Additional sli.do comments for decision support tool topic:

  1. as for making this entire product useful perhaps creating a resource on the CDI website as a reference in addition to the Openfile.
    1. Thanks for this suggestion. We will think about how to bring the findings and principles to some kind of "living resource" on the CDI website as well as the OFR.
  2. decision support, "decision support tools", and "decision support systems" have important and sometimes subtle distinctions. Could discuss briefly in report?
    1. Absolutely! All these terms (and more) are used throughout USGS. In the report we discuss how these definitions vary across USGS employees and mission areas.
  3. Did you try to split examples into different types (eg web portals, optimization, etc)?

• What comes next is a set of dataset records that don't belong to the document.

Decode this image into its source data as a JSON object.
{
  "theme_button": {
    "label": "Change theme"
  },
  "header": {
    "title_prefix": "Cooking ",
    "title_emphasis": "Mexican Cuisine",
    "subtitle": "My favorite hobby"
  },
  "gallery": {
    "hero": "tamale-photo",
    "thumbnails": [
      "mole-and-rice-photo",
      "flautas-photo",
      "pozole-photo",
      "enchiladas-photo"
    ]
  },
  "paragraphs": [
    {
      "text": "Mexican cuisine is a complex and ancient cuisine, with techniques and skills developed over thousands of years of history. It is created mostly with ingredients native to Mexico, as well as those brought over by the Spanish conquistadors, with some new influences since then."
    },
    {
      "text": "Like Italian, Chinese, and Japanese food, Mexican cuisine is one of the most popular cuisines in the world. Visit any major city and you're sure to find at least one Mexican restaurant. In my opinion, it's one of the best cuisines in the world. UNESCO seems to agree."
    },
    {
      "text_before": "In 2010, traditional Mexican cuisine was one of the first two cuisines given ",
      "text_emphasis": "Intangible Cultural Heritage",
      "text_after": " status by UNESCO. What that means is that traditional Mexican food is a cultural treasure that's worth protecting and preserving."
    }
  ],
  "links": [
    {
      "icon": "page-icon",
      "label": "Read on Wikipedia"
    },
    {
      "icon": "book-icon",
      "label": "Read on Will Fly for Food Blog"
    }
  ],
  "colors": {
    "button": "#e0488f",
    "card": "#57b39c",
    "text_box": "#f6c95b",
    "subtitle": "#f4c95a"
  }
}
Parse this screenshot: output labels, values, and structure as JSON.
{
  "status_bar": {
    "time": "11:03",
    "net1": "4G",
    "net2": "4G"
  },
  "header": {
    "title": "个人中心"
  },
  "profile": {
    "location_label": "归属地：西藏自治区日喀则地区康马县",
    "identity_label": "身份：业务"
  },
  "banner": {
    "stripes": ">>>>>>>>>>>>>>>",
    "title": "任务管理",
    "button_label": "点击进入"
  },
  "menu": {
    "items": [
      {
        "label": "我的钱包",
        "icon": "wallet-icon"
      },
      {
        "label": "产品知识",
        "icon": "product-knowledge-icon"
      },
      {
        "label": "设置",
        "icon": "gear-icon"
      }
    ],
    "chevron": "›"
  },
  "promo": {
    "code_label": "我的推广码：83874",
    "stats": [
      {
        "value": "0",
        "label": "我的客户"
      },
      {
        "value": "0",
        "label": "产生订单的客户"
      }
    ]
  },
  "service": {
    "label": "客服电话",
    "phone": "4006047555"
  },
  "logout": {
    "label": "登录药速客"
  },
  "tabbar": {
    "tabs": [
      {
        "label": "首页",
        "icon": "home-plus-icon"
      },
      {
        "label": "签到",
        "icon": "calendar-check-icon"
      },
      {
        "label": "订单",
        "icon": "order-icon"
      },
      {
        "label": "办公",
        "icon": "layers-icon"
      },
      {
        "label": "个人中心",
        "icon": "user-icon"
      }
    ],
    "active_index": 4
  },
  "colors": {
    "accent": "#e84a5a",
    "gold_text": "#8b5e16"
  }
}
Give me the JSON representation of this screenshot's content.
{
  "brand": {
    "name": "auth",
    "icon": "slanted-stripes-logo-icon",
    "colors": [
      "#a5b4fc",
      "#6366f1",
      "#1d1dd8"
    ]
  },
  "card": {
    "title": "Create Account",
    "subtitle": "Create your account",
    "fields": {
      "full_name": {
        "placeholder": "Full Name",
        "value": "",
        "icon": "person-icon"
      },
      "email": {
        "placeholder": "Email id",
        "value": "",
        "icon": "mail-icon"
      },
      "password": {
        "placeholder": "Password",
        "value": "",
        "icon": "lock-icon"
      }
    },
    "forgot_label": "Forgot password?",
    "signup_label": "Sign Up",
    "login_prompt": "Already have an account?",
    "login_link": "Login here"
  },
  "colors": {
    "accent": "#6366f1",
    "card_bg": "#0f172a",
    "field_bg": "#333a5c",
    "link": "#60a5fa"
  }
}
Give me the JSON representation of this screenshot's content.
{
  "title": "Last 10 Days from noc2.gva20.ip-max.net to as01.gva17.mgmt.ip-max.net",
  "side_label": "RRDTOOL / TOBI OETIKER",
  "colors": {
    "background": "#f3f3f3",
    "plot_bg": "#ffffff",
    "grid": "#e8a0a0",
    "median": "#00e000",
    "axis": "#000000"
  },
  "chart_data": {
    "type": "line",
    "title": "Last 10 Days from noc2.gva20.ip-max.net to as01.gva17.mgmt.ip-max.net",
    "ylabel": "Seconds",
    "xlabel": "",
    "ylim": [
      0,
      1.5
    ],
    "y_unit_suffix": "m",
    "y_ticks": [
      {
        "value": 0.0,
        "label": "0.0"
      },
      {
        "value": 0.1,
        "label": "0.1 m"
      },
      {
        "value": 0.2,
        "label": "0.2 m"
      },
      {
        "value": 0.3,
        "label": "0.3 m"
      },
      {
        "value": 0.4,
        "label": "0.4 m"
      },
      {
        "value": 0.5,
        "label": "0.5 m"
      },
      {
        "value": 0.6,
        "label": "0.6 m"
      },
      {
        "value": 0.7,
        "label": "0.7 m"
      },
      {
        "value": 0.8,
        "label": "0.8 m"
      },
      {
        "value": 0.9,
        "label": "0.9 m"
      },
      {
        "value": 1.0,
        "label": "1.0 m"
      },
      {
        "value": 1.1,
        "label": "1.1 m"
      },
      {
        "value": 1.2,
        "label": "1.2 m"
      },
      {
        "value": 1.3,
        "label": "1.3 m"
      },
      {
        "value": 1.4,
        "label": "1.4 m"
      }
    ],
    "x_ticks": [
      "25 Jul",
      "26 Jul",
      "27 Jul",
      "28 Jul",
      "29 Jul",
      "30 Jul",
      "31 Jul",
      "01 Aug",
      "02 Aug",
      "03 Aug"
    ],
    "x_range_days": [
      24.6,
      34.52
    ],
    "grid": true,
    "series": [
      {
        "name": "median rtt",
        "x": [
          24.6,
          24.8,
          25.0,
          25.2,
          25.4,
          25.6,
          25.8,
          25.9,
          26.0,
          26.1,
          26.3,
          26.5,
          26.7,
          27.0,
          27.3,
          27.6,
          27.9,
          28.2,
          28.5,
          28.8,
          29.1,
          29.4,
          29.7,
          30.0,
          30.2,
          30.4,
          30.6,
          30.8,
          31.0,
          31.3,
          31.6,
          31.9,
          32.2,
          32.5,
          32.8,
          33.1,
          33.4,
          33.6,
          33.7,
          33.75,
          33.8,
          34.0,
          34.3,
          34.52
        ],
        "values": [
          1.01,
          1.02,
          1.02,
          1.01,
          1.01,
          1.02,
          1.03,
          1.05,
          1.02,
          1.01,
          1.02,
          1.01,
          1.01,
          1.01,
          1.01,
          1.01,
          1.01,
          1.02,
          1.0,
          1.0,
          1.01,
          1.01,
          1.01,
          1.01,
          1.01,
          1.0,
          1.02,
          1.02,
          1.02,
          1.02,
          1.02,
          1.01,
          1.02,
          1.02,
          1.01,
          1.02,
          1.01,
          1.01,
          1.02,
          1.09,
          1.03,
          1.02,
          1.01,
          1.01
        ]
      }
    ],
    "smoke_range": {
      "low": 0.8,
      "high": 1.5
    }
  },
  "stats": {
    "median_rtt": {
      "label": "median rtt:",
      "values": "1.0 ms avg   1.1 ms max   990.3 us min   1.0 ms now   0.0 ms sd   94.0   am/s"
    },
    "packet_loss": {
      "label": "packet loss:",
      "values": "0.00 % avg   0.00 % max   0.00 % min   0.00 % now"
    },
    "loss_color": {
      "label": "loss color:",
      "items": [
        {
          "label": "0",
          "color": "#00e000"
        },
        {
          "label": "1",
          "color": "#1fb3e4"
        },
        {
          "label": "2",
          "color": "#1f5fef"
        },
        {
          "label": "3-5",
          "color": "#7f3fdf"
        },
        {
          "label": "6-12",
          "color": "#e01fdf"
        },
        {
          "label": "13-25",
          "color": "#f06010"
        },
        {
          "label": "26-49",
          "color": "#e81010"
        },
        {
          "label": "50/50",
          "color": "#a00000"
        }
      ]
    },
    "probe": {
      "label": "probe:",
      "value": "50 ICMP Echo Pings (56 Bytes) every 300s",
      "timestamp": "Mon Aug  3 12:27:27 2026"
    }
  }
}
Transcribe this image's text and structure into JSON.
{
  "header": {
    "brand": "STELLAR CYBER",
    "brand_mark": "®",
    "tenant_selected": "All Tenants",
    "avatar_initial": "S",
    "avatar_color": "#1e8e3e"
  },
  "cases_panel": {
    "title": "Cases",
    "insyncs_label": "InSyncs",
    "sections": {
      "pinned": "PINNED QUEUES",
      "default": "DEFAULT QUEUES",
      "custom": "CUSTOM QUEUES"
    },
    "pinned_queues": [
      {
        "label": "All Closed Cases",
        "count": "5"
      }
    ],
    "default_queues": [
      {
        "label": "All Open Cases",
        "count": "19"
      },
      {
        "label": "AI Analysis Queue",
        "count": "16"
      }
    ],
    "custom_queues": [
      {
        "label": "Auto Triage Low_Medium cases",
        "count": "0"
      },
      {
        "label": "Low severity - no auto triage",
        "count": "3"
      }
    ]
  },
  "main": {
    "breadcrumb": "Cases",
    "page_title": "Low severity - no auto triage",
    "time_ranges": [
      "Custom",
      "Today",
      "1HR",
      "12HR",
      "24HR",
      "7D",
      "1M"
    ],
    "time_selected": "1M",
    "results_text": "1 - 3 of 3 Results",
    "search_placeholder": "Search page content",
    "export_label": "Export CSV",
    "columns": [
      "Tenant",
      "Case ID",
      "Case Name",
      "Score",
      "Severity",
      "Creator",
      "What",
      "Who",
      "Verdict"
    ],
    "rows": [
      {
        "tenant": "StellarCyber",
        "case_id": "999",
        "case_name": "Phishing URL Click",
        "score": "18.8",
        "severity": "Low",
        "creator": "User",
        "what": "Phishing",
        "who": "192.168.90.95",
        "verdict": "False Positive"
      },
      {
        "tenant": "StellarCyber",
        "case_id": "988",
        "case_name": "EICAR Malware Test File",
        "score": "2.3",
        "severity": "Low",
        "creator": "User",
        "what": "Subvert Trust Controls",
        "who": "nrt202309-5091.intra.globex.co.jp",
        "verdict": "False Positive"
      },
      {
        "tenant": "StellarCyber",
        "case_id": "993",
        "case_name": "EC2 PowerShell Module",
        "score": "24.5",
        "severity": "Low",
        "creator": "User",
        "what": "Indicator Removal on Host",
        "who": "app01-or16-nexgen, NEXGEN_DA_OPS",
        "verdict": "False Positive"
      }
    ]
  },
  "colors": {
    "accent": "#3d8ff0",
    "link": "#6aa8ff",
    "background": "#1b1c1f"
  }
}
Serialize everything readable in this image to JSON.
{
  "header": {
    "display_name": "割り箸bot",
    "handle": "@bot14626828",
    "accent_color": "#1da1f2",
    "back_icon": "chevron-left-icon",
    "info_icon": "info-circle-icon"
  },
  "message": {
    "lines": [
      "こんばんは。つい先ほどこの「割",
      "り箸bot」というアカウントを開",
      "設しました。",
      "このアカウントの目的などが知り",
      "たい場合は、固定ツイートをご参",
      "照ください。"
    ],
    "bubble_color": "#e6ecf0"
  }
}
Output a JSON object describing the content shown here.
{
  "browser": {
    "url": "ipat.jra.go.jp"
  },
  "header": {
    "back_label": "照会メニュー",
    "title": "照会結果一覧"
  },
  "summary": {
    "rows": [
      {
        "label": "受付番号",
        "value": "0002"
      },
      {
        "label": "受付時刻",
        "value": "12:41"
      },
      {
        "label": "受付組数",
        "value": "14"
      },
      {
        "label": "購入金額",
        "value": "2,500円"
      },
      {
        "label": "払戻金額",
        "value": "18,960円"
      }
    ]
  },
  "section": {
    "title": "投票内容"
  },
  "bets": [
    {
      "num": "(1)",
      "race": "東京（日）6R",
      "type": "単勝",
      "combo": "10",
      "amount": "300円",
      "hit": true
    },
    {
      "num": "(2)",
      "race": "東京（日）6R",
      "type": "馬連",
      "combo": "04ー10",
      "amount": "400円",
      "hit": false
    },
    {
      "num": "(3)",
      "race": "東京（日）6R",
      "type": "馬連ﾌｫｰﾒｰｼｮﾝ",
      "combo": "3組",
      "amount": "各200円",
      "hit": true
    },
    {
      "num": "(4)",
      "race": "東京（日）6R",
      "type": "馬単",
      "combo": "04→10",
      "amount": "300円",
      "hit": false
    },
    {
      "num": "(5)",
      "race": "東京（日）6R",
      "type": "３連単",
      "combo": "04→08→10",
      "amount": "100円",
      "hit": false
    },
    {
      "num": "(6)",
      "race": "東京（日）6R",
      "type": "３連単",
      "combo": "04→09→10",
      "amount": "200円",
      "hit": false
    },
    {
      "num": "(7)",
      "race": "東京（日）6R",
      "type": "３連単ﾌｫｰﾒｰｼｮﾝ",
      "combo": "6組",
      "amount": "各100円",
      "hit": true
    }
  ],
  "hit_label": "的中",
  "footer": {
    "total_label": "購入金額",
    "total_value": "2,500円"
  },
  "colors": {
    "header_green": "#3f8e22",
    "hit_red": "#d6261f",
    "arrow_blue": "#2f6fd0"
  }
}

    1. The USGS decision support tools we learned about during this research included web portals, interactive models, infographics and more. The report covers a broad array of decision support tools, and while the report will include several examples of successful tools, it does not split the tools by type.
  4. For some of us who will never have the funds to build such a successful tool, what would be the alternative to building a tool that we know will just fade away?
    1. Yes, the resources are a real consideration. One thing our data suggests is doing informal (e.g., through conversations) or formal stakeholder engagement (e.g., with social science data collection and analysis methods) upfront to make sure the tool addresses a need and that there aren't existing tools that already meet the need. It might be that with compelling evidence of a need or gap, you could find or apply for additional resources. A second suggestion is to take a phased approach. Maybe you don't have funds to successfully build the full "bells and whistles" version but you could build something that meets a significant portion of user needs. A third suggestion might be to identify partners (possibly agency, NGO, or even private) who want to partner to build the tool part while USGS provides the data or even to leave the tool creation to others. This is the approach that has been used in some Landsat data cases (Landsat User Case Studies – Dive into Details (usgs.gov)) and by the State of Colorado developing decision support for water (Colorado’s Decision Support Systems – Open Water Foundation)
  5. To answer your questions: I like to see a best practices check list that would help developers as they begin development.
    1. Thank you for this suggestion. We will be including questions to consider before building decision support design tools, but it will not be developer focused and is designed to help the entire decision support tool design team. The need for more resources for developers has been identified and will be included in a section of the report detailing needed resources.
  6. Would also be great to see, for effective USGS tool, what is the structure of the team working on that tool?
    1. Thank you for this idea! We will be including a section on the importance of interdisciplinary teams in the report but have found that the structure of these teams varied a lot from tool to tool.